WASHINGTON: A US doctor infected with the Ebola virus "seems to be improving," a top US health official said Sunday after the aid worker was flown back to the United States from Africa for treatment.
Kent Brantly, one of two American aid workers infected with the deadly virus in West Africa, is being treated in an isolation unit at Emory University hospital in Atlanta.
"It's encouraging that he seems to be improving. That's really important, and we're hoping he'll continue to improve," said Tom Frieden, the director of the Atlanta-based Centers for Disease Control.
"But Ebola is such a scary disease because it's so deadly," he added, speaking on CBS's Face the Nation.
More than 700 people have died in West Africa during the current outbreak. Since the virus emerged in 1976 it has killed two-thirds of those infected.
US administration officials insisted the latest outbreak would not affect a three-day US-Africa summit that begins in Washington Monday, with the participation of nearly 50 of the continent's leaders and their entourages.
"We'll be monitoring the situation very closely," Valerie Jarret, a senior advisor to President Barack Obama, said on CBS's Face the Nation. "But we're confident that the summit will be a huge success and we will, obviously, take the precautions that are necessary."
Frieden stressed that despite the spread of the virus in West Africa, it can be contained.

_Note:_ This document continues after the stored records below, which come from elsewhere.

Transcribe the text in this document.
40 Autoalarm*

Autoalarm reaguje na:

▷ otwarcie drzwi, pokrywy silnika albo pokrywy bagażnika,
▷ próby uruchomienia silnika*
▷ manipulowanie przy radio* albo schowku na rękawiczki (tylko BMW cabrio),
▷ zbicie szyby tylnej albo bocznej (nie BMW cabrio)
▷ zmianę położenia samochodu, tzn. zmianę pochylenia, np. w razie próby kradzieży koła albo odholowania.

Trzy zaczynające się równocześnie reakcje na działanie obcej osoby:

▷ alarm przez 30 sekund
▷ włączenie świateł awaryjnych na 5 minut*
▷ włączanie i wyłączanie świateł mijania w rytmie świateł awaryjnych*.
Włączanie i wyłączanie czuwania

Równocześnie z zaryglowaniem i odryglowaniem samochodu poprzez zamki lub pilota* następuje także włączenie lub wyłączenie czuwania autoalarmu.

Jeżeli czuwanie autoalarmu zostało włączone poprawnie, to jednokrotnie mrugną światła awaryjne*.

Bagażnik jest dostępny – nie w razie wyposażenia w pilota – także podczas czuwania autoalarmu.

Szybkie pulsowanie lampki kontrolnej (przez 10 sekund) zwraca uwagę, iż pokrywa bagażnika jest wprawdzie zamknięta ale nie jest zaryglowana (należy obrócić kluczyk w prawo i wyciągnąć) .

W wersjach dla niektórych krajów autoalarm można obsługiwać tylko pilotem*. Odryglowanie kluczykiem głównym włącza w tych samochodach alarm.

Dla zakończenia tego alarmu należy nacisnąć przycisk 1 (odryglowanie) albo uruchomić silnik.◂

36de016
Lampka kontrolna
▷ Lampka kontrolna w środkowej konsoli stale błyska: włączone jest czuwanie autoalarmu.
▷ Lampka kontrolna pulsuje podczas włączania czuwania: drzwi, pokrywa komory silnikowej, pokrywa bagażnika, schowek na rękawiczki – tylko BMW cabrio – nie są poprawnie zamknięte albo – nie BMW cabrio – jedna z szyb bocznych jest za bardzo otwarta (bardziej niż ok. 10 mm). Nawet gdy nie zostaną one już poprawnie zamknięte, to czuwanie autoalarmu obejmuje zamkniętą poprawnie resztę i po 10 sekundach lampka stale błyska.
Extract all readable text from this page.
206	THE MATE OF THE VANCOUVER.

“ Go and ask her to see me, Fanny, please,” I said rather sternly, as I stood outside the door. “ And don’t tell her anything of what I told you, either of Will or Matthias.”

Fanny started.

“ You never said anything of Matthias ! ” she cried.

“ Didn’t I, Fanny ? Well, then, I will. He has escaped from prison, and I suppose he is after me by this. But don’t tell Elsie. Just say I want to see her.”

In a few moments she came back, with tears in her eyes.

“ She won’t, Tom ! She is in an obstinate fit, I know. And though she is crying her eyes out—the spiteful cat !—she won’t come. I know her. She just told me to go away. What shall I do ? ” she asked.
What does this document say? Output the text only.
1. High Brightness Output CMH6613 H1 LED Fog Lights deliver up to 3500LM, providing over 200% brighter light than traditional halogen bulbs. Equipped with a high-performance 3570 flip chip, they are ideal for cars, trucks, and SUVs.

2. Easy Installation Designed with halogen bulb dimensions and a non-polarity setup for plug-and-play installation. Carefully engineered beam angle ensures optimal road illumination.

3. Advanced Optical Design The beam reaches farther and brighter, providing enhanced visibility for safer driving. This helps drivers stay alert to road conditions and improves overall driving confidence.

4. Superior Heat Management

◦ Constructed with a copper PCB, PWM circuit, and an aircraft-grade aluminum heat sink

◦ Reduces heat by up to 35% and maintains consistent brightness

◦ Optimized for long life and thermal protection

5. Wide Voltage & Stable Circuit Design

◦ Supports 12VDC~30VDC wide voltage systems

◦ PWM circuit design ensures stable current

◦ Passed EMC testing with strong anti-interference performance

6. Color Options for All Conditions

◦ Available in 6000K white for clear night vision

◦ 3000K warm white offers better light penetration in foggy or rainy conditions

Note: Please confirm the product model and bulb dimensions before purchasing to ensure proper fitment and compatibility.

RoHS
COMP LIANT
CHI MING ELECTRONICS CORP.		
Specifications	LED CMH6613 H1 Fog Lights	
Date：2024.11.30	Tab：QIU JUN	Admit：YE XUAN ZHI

"The plain fact is, we can stop it. We can stop it from spreading in hospitals and we can stop it in Africa," Frieden said. "In fact, we have stopped every previous outbreak, and I'm confident we can stop this one," he said.
Frieden said a surge of 50 public health experts in the three countries affected by the outbreak would be deployed in the next 30 days.
Brantly's wife Amber asked for people to pray for her husband's recovery and that of those stricken with the virus in Liberia.
"I spoke with him, and he is glad to be back in the US. I am thankful to God for his safe transport and for giving him the strength to walk into the hospital," she said in a statement.
Christian missionary worker Nancy Writebol is expected to be airlifted back to the United States in the coming days by the same method as Brantly.
Family 'not at risk':
Frieden said Brantly's wife and two children visited the doctor in Liberia but were not thought to have been at risk.
"It doesn't spread casually and it doesn't spread from someone who's not sick," Frieden said. "And our understanding is that they did not have contact with him when he was sick. "
While Frieden acknowledged it was "possible" the US could see further cases of Ebola if an infected indivdiual entered the country after returning from the affected region, authorities were confident the disease would not gain a foothold.
"We know it's possible that someone will come in," he said. "If they go to a hospital and that hospital doesn't recognize it's Ebola, there could be additional cases.
"But I don't think it's in the cards that we would have widespread Ebola in this country because the way it spreads in Africa is really two things.
First, in hospitals where there isn't infection control. And second, in burial practices where people are touching the bodies of people who have died from Ebola. So it's not going to spread widely in the US."
In a separate development, a retired US doctor working in Liberia as part of an international team revealed he had placed himself in voluntary quarantine after returning to the United States on July 25.
Alan Jamison, 69, told CNN he had shown no symptoms of the virus but had chosen to live in seclusion in Morristown, Tennessee as a precaution for a 21-day period.